O senhor acha que houve um inchaço do PT?

OLÍVIO: Que bom que o partido tivesse, como teve, problemas de crescimento! Lá no início do partido, era um grupo de movimentos sociais, de setores sindicais que lutavam contra a estrutura sindical, contra a ditadura, e organizações de base para ser um partido que incorporasse outras sociedades comprometidas com a luta democrática, com uma política sem o toma lá, dá cá. Tudo isso estava no surgimento do PT. Que bom que ele foi crescendo sem perder suas características, que têm que ser da natureza de qualquer partido. Depois, o PT começou a ganhar espaço de poder. Isso é da história de um partido. Mas aí, no meu entendimento, ele começou a abrir a guarda.

Como assim abrir a guarda?

OLÍVIO: Mandatos de parlamentares passaram a ser instâncias partidárias (...) Um gabinete tem um aumento enorme, que suplanta instâncias partidárias. O partido não acompanhou bem a institucionalidade. Nenhuma denúncia, por mais estapafúrdia que for, pode deixar se ser clareada. O PT tem que se extirpar de condutas que não têm a ver com sua história. Está certo o presidente Lula que dizia que tinha que cortar na própria carne. Isso está ocorrendo. Mas poderia ter reação mais rápida.

Mas o senhor acredita que o PT vai se recuperar da crise?

OLÍVIO: Claro. Debaixo do borralho, da cinza, tem o "brasedo". Tem muita brasa no borralho.
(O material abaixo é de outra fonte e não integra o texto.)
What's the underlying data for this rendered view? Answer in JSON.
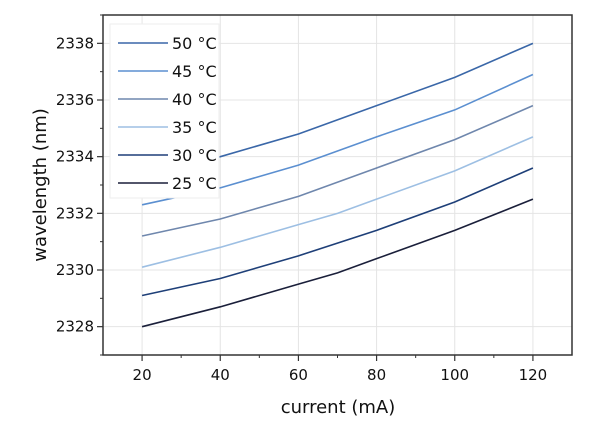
{
  "chart_data": {
    "type": "line",
    "title": "",
    "xlabel": "current (mA)",
    "ylabel": "wavelength (nm)",
    "xlim": [
      10,
      130
    ],
    "ylim": [
      2327,
      2339
    ],
    "xticks": [
      20,
      40,
      60,
      80,
      100,
      120
    ],
    "yticks": [
      2328,
      2330,
      2332,
      2334,
      2336,
      2338
    ],
    "grid": true,
    "legend_position": "top-left",
    "series": [
      {
        "name": "50 °C",
        "color": "#3a67a8",
        "x": [
          20,
          40,
          60,
          80,
          100,
          120
        ],
        "y": [
          2333.3,
          2334.0,
          2334.8,
          2335.8,
          2336.8,
          2338.0
        ]
      },
      {
        "name": "45 °C",
        "color": "#5b8fd0",
        "x": [
          20,
          40,
          60,
          80,
          100,
          120
        ],
        "y": [
          2332.3,
          2332.9,
          2333.7,
          2334.7,
          2335.65,
          2336.9
        ]
      },
      {
        "name": "40 °C",
        "color": "#6f87ad",
        "x": [
          20,
          40,
          60,
          80,
          100,
          120
        ],
        "y": [
          2331.2,
          2331.8,
          2332.6,
          2333.6,
          2334.6,
          2335.8
        ]
      },
      {
        "name": "35 °C",
        "color": "#9dbfe3",
        "x": [
          20,
          40,
          60,
          70,
          80,
          100,
          120
        ],
        "y": [
          2330.1,
          2330.8,
          2331.6,
          2332.0,
          2332.5,
          2333.5,
          2334.7
        ]
      },
      {
        "name": "30 °C",
        "color": "#1e3f78",
        "x": [
          20,
          40,
          60,
          80,
          100,
          120
        ],
        "y": [
          2329.1,
          2329.7,
          2330.5,
          2331.4,
          2332.4,
          2333.6
        ]
      },
      {
        "name": "25 °C",
        "color": "#1a1f3a",
        "x": [
          20,
          40,
          60,
          70,
          80,
          100,
          120
        ],
        "y": [
          2328.0,
          2328.7,
          2329.5,
          2329.9,
          2330.4,
          2331.4,
          2332.5
        ]
      }
    ]
  }
}
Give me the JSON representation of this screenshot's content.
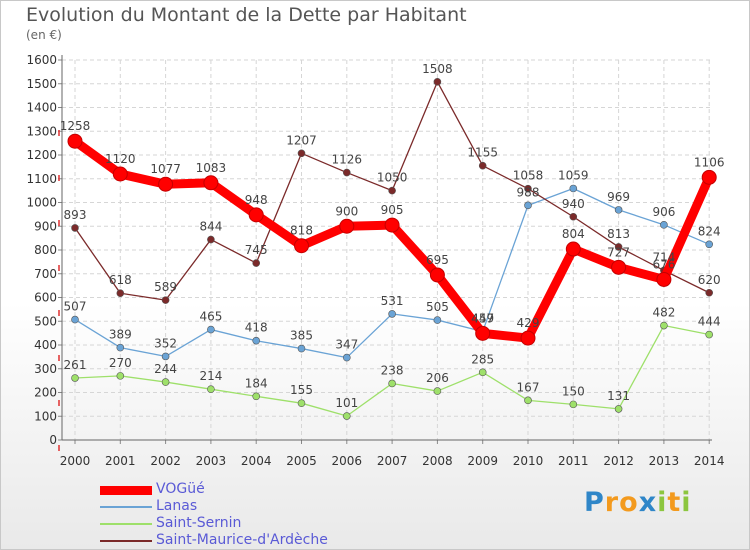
{
  "title": "Evolution du Montant de la Dette par Habitant",
  "unit": "(en €)",
  "chart_data": {
    "type": "line",
    "x": [
      "2000",
      "2001",
      "2002",
      "2003",
      "2004",
      "2005",
      "2006",
      "2007",
      "2008",
      "2009",
      "2010",
      "2011",
      "2012",
      "2013",
      "2014"
    ],
    "ylim": [
      0,
      1600
    ],
    "yticks": [
      "0",
      "100",
      "200",
      "300",
      "400",
      "500",
      "600",
      "700",
      "800",
      "900",
      "1000",
      "1100",
      "1200",
      "1300",
      "1400",
      "1500",
      "1600"
    ],
    "grid": true,
    "legend_position": "bottom-left",
    "series": [
      {
        "name": "VOGüé",
        "color": "#ff0000",
        "values": [
          1258,
          1120,
          1077,
          1083,
          948,
          818,
          900,
          905,
          695,
          449,
          429,
          804,
          727,
          676,
          1106
        ],
        "labels": [
          "1258",
          "1120",
          "1077",
          "1083",
          "948",
          "818",
          "900",
          "905",
          "695",
          "449",
          "429",
          "804",
          "727",
          "676",
          "1106"
        ]
      },
      {
        "name": "Lanas",
        "color": "#6aa3d5",
        "values": [
          507,
          389,
          352,
          465,
          418,
          385,
          347,
          531,
          505,
          457,
          988,
          1059,
          969,
          906,
          824
        ],
        "labels": [
          "507",
          "389",
          "352",
          "465",
          "418",
          "385",
          "347",
          "531",
          "505",
          "457",
          "988",
          "1059",
          "969",
          "906",
          "824"
        ]
      },
      {
        "name": "Saint-Sernin",
        "color": "#9ee06a",
        "values": [
          261,
          270,
          244,
          214,
          184,
          155,
          101,
          238,
          206,
          285,
          167,
          150,
          131,
          482,
          444
        ],
        "labels": [
          "261",
          "270",
          "244",
          "214",
          "184",
          "155",
          "101",
          "238",
          "206",
          "285",
          "167",
          "150",
          "131",
          "482",
          "444"
        ]
      },
      {
        "name": "Saint-Maurice-d'Ardèche",
        "color": "#7b2a2a",
        "values": [
          893,
          618,
          589,
          844,
          745,
          1207,
          1126,
          1050,
          1508,
          1155,
          1058,
          940,
          813,
          714,
          620
        ],
        "labels": [
          "893",
          "618",
          "589",
          "844",
          "745",
          "1207",
          "1126",
          "1050",
          "1508",
          "1155",
          "1058",
          "940",
          "813",
          "714",
          "620"
        ]
      }
    ]
  },
  "logo": {
    "p": "P",
    "r": "r",
    "o": "o",
    "x": "x",
    "i": "i",
    "t": "t",
    "i2": "i"
  }
}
As cinzas não apagam a chama do nosso partido.

O senhor foi muito criticado por ter afirmado que a crise era conseqüência das más companhias...

OLÍVIO: Aceitamos no partido comportamentos inadequados e aí demos razão ao que chamo de venalidade. Faltou precisar os termos de um relacionamento que garantisse a governabilidade. Mas tem que se lembrar que a corrupção neste país tem séculos. Claro que o nosso governo contraria o pensamento conservador e de direita. Nunca viram bem o crescimento de uma proposta como a do PT.

O senhor é favorável à manutenção da eleição do PT em setembro?

OLÍVIO: É muito oportuno, mas não pode ser um acerto de conta de correntes diferenciadas. Elas têm que ter o entendimento de que é um momento importante para fazer uma boa renovação na direção do partido, de baixo para cima.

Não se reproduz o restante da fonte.